Organisations are under increasing pressure to improve their environmental sustainability. With the acute rise in energy costs, both consumers and businesses are looking to reduce costs. For consumers, this might be a hot water bottle and for businesses, this includes things such as running data centres on renewables. With the impending Corporate Sustainability Reporting Directive (CSRD) in the EU, sensible decision makers are starting to prioritise reduced overall energy consumption, making use of tools that instil accuracy and accountability when it comes to achieving sustainability goals. In order to effectively reduce energy costs and carbon emissions, it is imperative that progress can be measured.

  1. The Metaverse is coming.
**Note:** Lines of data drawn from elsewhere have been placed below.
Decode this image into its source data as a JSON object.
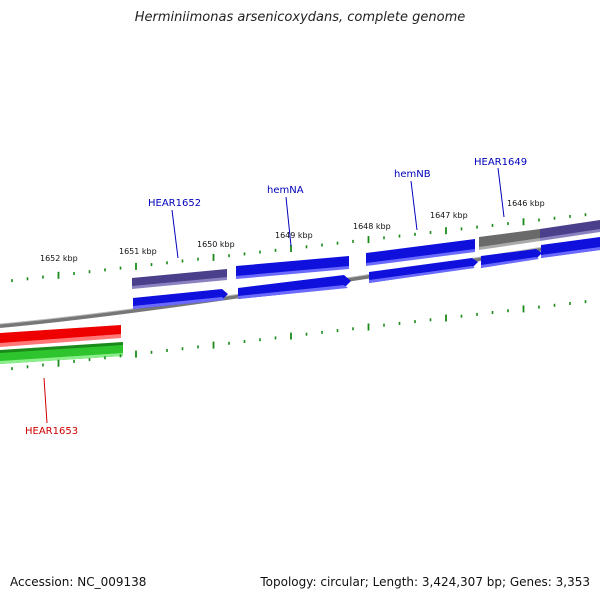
{
  "title": "Herminiimonas arsenicoxydans, complete genome",
  "footer": {
    "accession": "Accession: NC_009138",
    "stats": "Topology: circular; Length: 3,424,307 bp; Genes: 3,353"
  },
  "colors": {
    "forward_gene": "#1010dd",
    "forward_gene_light": "#4e4ef0",
    "purple_feature": "#4a3f8a",
    "gray_feature": "#6a6a6a",
    "red_gene": "#ee0000",
    "green_gene": "#2ec42e",
    "tick": "#1a8a1a",
    "backbone": "#888888",
    "label_blue": "#0000bb",
    "label_red": "#cc0000"
  },
  "scale_labels": [
    "1652 kbp",
    "1651 kbp",
    "1650 kbp",
    "1649 kbp",
    "1648 kbp",
    "1647 kbp",
    "1646 kbp"
  ],
  "gene_labels": {
    "hear1652": "HEAR1652",
    "hemNA": "hemNA",
    "hemNB": "hemNB",
    "hear1649": "HEAR1649",
    "hear1653": "HEAR1653"
  }
}
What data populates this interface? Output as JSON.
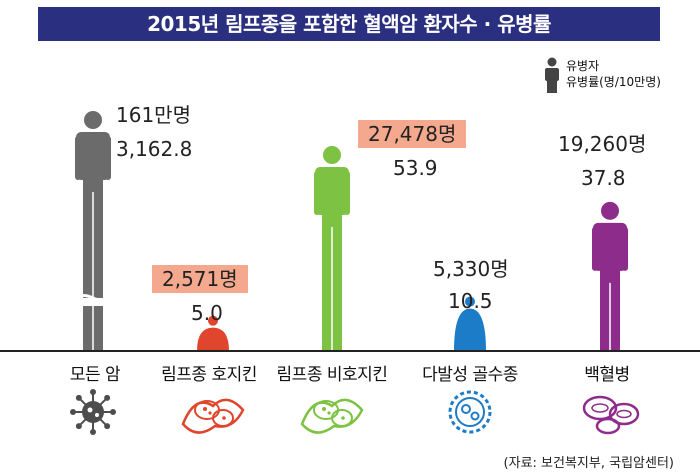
{
  "title": "2015년 림프종을 포함한 혈액암 환자수 · 유병률",
  "legend": {
    "line1": "유병자",
    "line2": "유병률(명/10만명)",
    "icon": "person-icon"
  },
  "source": "(자료: 보건복지부, 국립암센터)",
  "labels": [
    {
      "count": "161만명",
      "rate": "3,162.8"
    },
    {
      "count": "2,571명",
      "rate": "5.0"
    },
    {
      "count": "27,478명",
      "rate": "53.9"
    },
    {
      "count": "5,330명",
      "rate": "10.5"
    },
    {
      "count": "19,260명",
      "rate": "37.8"
    }
  ],
  "chart_data": {
    "type": "bar",
    "title": "2015년 림프종을 포함한 혈액암 환자수 · 유병률",
    "categories": [
      "모든 암",
      "림프종 호지킨",
      "림프종 비호지킨",
      "다발성 골수종",
      "백혈병"
    ],
    "series": [
      {
        "name": "유병자",
        "values": [
          1610000,
          2571,
          27478,
          5330,
          19260
        ]
      },
      {
        "name": "유병률(명/10만명)",
        "values": [
          3162.8,
          5.0,
          53.9,
          10.5,
          37.8
        ]
      }
    ],
    "axis_break": true,
    "colors": [
      "#6b6b6b",
      "#e0452d",
      "#7dc242",
      "#1c7cc7",
      "#8e2c8c"
    ],
    "highlight_color": "#f4a98e",
    "category_icons": [
      "virus-icon",
      "lymphoma-cell-icon",
      "lymphoma-cell-icon",
      "myeloma-cell-icon",
      "leukemia-cell-icon"
    ]
  }
}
But not quite yet

The Metaverse – or some version of it – has been hotly anticipated for the past decade, with big brands promising to deliver a world-changing virtual reality experience. Unfortunately, it’s still not materialised and as such, people are losing confidence. However, don’t lose interest yet. Its potential to revolutionise is clear to see, but we’re still searching for that killer app. Only once we find that viral use case will we really engage and change people and hook them into repeated visits and experiences. With the sums of money Meta is putting into its Metaverse project, that app may not be too far away – so keep your eyes peeled.

  1. Implementing cloud will not be enough. You’ll need a smart strategy to match

Cloud is fundamentally engrained in our business operations, but many business leaders take it for granted. Whilst it is an incredibly powerful tool for digital transformation, it is not a magical solution that always works perfectly and without repute. According to our Multi-Cloud Maturity Index, cloud for many has become chaotic and complex, which is slowing them down. The most successful leaders need to ensure their CTO and tech teams are not building their strategy around the cloud, but instead on building powerful distributed apps (including to the edge) as these are what will drive differentiation in the market. It’s then up to their IT infrastructure and architecture teams to establish which multi-cloud approach will give them the capabilities they need to build and sustain those apps, the customer and employee experience. “Don’t be led by the cloud, but be led by the apps, then pick the right bits of the right clouds to build them with.” This is what we are defining as ‘cloud smart’ and will be essential for organisations looking to stay ahead of the pack.

  1. Organisations that prioritise data-led decisions will steal market share

Many British C-suite leaders fear having to hold and process huge volumes of data, due to the risk of regulatory breaches and heavy fines. However, according to recent VMware research of 100 C-suite executives in Forbes Top 2000 companies, fifty-eight per cent fear they will fall behind if they don’t make better use of their data. Innovation can’t be put on ice, especially in economic downturns. It isn’t a nice-to-have, it is what creates competitive advantage, attracts and retains employees, and creates shared value. Data is key to this. If business leaders can better utilise their data, they will be better placed to generate real business advantage from their innovation investments.

Ultimately, with the UK facing an imminent recession, most businesses are unlikely to have the budget required to invest in all of these technologies in the next 12 months. As these technologies continue to evolve and develop in the long-term, we’ll only see them become more commonplace and ingrained in our daily business practices. It’s therefore important to work with your CTO to decipher exactly what your company needs and should prioritise in the coming year.